5. Outstanding story, told in a very different format that really seemed to stretch the author's craft. Nice job, and it makes my list at number five.

4. Very brave book. I think it will make an impact on many lives. I know a book is good when I think about it as much as I did this one. I could tell the author was writing about an unfamiliar setting, though (I think), because the author got some things wrong. Still, that's excusable, and the book makes my list.

3. Nice job. Funny and smart, and I really enjoyed it. Now I think it's time for you to start writing something with a different plot and different characters, as opposed to writing THE SAME STORY (but you're still a good writer) in a new setting, with new names, and new hairstyles.

2. The first hundred or so pages were amazing. Then I started wondering if you were pulling my leg; mocking the conventions of the art form you were creating. Some of your conventions got a little too predictable, but, all in all, a remarkable story and a monumentally brave effort.

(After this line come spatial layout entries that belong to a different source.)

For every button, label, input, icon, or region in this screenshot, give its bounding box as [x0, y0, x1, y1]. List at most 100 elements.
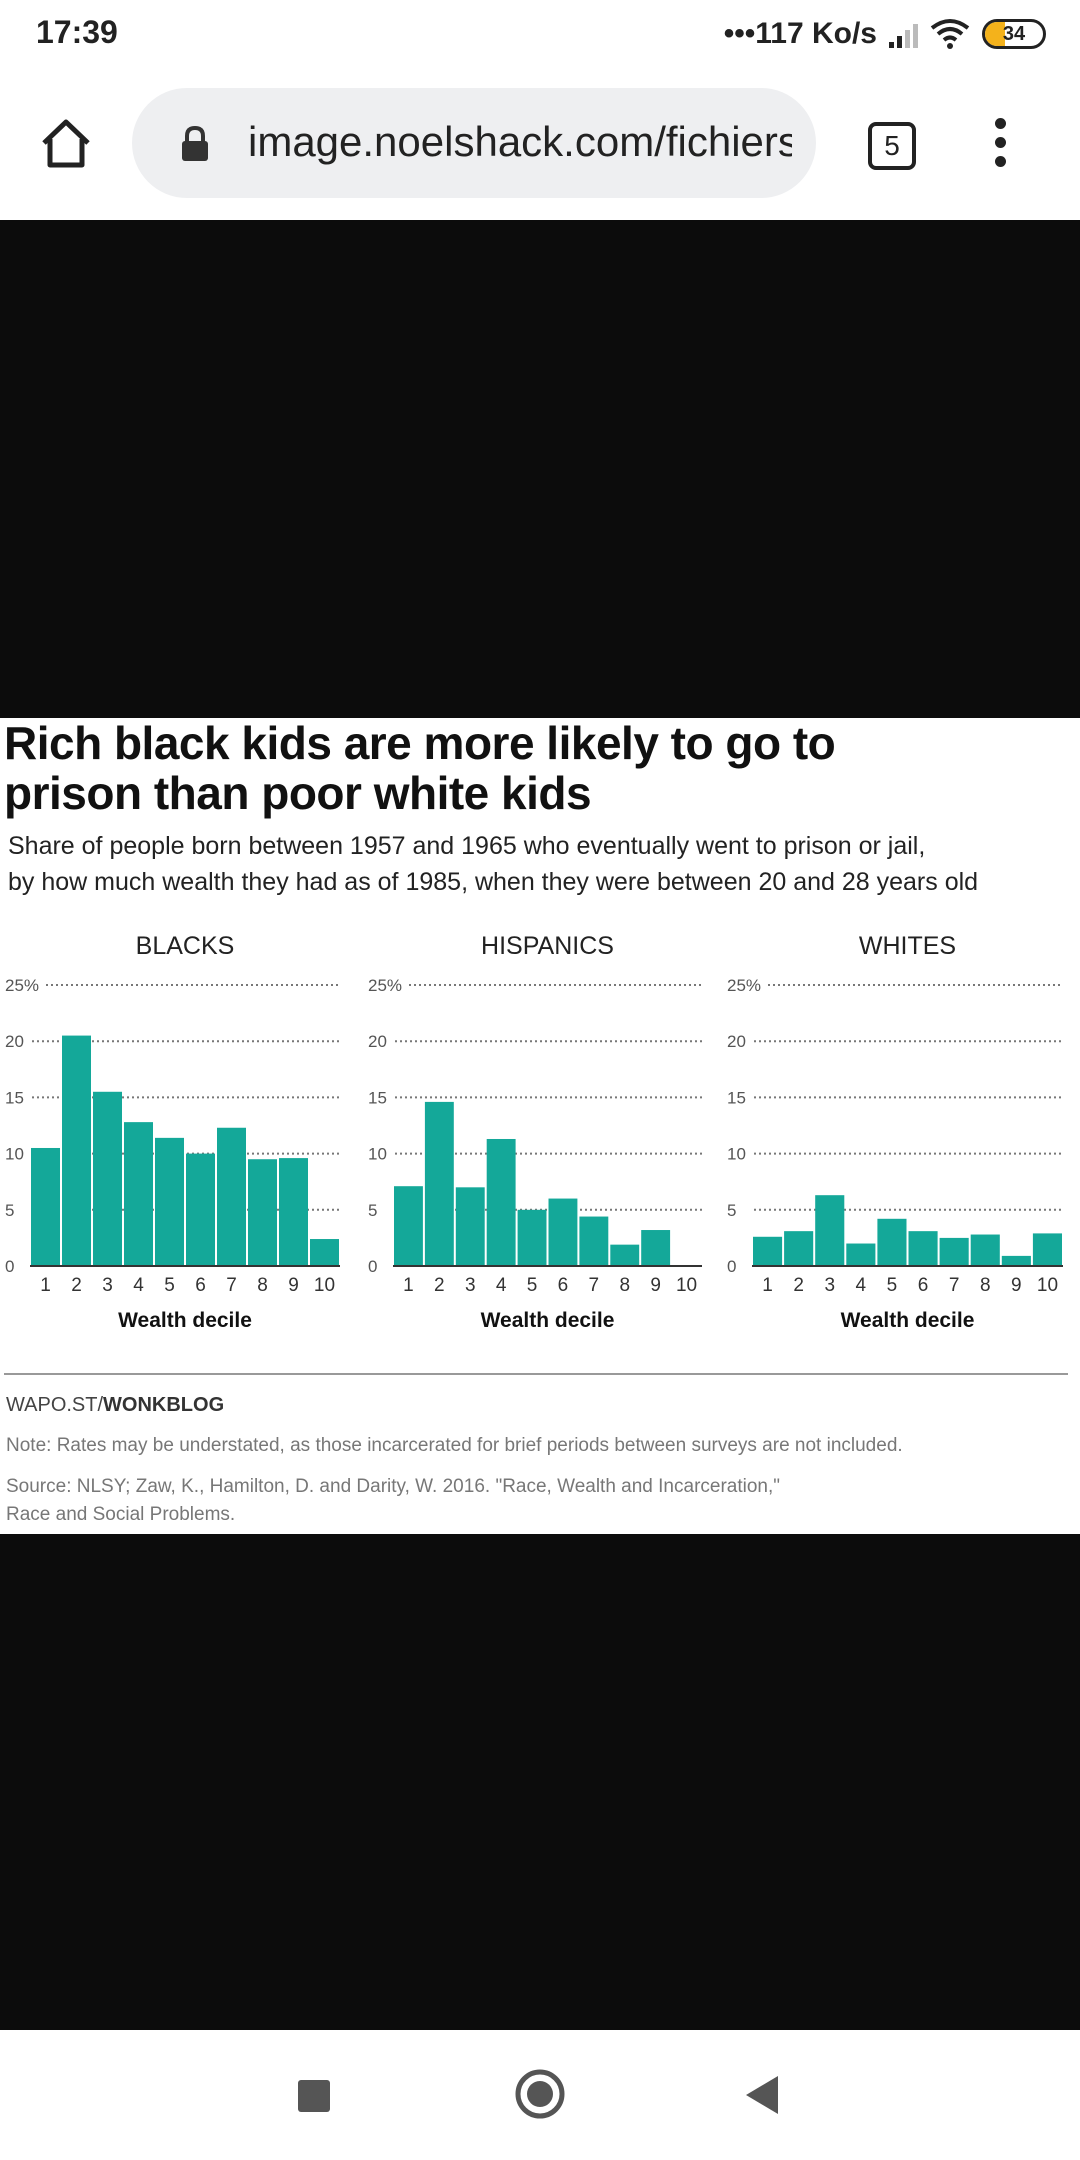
network-speed: •••117 Ko/s: [724, 17, 877, 51]
y-tick-label: 20: [727, 1032, 746, 1051]
x-tick-label: 5: [887, 1275, 898, 1296]
x-tick-label: 6: [195, 1275, 206, 1296]
y-tick-label: 15: [5, 1088, 24, 1107]
source-brand-prefix: WAPO.ST/: [6, 1394, 104, 1416]
x-axis-label: Wealth decile: [841, 1309, 975, 1332]
overflow-menu-icon[interactable]: [985, 118, 1015, 174]
y-tick-label: 25%: [5, 976, 39, 995]
y-tick-label: 5: [368, 1201, 377, 1220]
x-tick-label: 9: [650, 1275, 661, 1296]
chart-image: Rich black kids are more likely to go to…: [0, 718, 1080, 1534]
bar: [155, 1137, 184, 1266]
headline-line-2: prison than poor white kids: [4, 767, 592, 819]
x-tick-label: 6: [918, 1275, 929, 1296]
chart-title: WHITES: [859, 932, 956, 960]
status-indicators: •••117 Ko/s 34: [724, 14, 1046, 54]
x-tick-label: 7: [226, 1275, 237, 1296]
headline-line-1: Rich black kids are more likely to go to: [4, 717, 836, 769]
source-brand-name: WONKBLOG: [103, 1394, 225, 1416]
x-axis-label: Wealth decile: [481, 1309, 615, 1332]
bar: [1032, 1233, 1062, 1266]
x-tick-label: 4: [133, 1275, 144, 1296]
bar: [970, 1234, 1000, 1266]
y-tick-label: 15: [727, 1088, 746, 1107]
battery-icon: 34: [982, 19, 1046, 49]
y-tick-label: 10: [5, 1145, 24, 1164]
bar: [455, 1187, 485, 1266]
y-tick-label: 25%: [727, 976, 761, 995]
x-tick-label: 9: [288, 1275, 299, 1296]
x-tick-label: 10: [1037, 1275, 1058, 1296]
bar: [424, 1101, 454, 1266]
bar: [486, 1138, 516, 1266]
source-brand: WAPO.ST/WONKBLOG: [6, 1394, 224, 1417]
url-text[interactable]: image.noelshack.com/fichiers: [248, 118, 792, 165]
x-tick-label: 5: [164, 1275, 175, 1296]
y-tick-label: 0: [727, 1257, 736, 1276]
bar: [877, 1218, 907, 1266]
y-tick-label: 10: [727, 1145, 746, 1164]
x-tick-label: 6: [558, 1275, 569, 1296]
network-speed-value: 117 Ko/s: [755, 17, 877, 50]
x-tick-label: 3: [465, 1275, 476, 1296]
headline: Rich black kids are more likely to go to…: [4, 718, 1064, 818]
bar: [310, 1239, 339, 1266]
x-tick-label: 2: [434, 1275, 445, 1296]
x-axis-label: Wealth decile: [118, 1309, 252, 1332]
bar: [784, 1231, 814, 1266]
x-tick-label: 8: [619, 1275, 630, 1296]
bar: [248, 1159, 277, 1266]
x-tick-label: 7: [589, 1275, 600, 1296]
back-button[interactable]: [744, 2074, 780, 2116]
chart-title: BLACKS: [136, 932, 235, 960]
address-bar[interactable]: image.noelshack.com/fichiers: [132, 88, 816, 198]
bar: [610, 1244, 640, 1266]
x-tick-label: 2: [71, 1275, 82, 1296]
source-line-1: Source: NLSY; Zaw, K., Hamilton, D. and …: [6, 1476, 781, 1497]
chart-source: Source: NLSY; Zaw, K., Hamilton, D. and …: [6, 1473, 906, 1529]
x-tick-label: 3: [824, 1275, 835, 1296]
x-tick-label: 4: [496, 1275, 507, 1296]
battery-fill: [985, 22, 1005, 46]
y-tick-label: 15: [368, 1088, 387, 1107]
y-tick-label: 0: [368, 1257, 377, 1276]
x-tick-label: 4: [856, 1275, 867, 1296]
x-tick-label: 8: [257, 1275, 268, 1296]
tab-switcher-button[interactable]: 5: [868, 122, 916, 170]
bar: [641, 1230, 671, 1266]
chart-note: Note: Rates may be understated, as those…: [6, 1435, 903, 1456]
x-tick-label: 10: [676, 1275, 697, 1296]
x-tick-label: 7: [949, 1275, 960, 1296]
y-tick-label: 5: [727, 1201, 736, 1220]
y-tick-label: 0: [5, 1257, 14, 1276]
subheadline: Share of people born between 1957 and 19…: [8, 828, 1068, 900]
bar: [124, 1122, 153, 1266]
subhead-line-1: Share of people born between 1957 and 19…: [8, 832, 926, 860]
y-tick-label: 10: [368, 1145, 387, 1164]
x-tick-label: 9: [1011, 1275, 1022, 1296]
bar: [394, 1186, 423, 1266]
dots-icon: •••: [723, 17, 756, 50]
bar: [517, 1209, 547, 1266]
x-tick-label: 5: [527, 1275, 538, 1296]
home-icon[interactable]: [38, 115, 94, 171]
battery-level: 34: [1002, 23, 1026, 45]
bar: [279, 1158, 308, 1266]
recents-button[interactable]: [298, 2080, 330, 2112]
bar: [217, 1127, 246, 1266]
home-button[interactable]: [514, 2068, 566, 2120]
bar: [62, 1035, 91, 1266]
subhead-line-2: by how much wealth they had as of 1985, …: [8, 868, 979, 896]
bar: [579, 1216, 609, 1266]
bar: [31, 1147, 60, 1266]
signal-icon: [889, 20, 918, 48]
bar: [93, 1091, 122, 1266]
x-tick-label: 8: [980, 1275, 991, 1296]
x-tick-label: 10: [314, 1275, 335, 1296]
x-tick-label: 1: [403, 1275, 414, 1296]
x-tick-label: 2: [793, 1275, 804, 1296]
source-line-2: Race and Social Problems.: [6, 1504, 236, 1525]
bar: [815, 1195, 845, 1266]
bar: [939, 1237, 969, 1266]
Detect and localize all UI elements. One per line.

1. It is sad that I haven't seen this book on ANY lists, or talked about in ANY forum. It was brilliant and horrifying, and I couldn't put it down. As much as I wanted to grab your characters and shake some sense into them, it was like slowly driving by a car crash and being mesmerized by the pretty colors. That said, I think you could have ended the novel without including the last two chapters. To me, they were unnecessary, but I understand how a writer sometimes can't let go of certain things. Also, some conventions and word choices echoed with annoying frequency. Still, by far, the best book of 2008.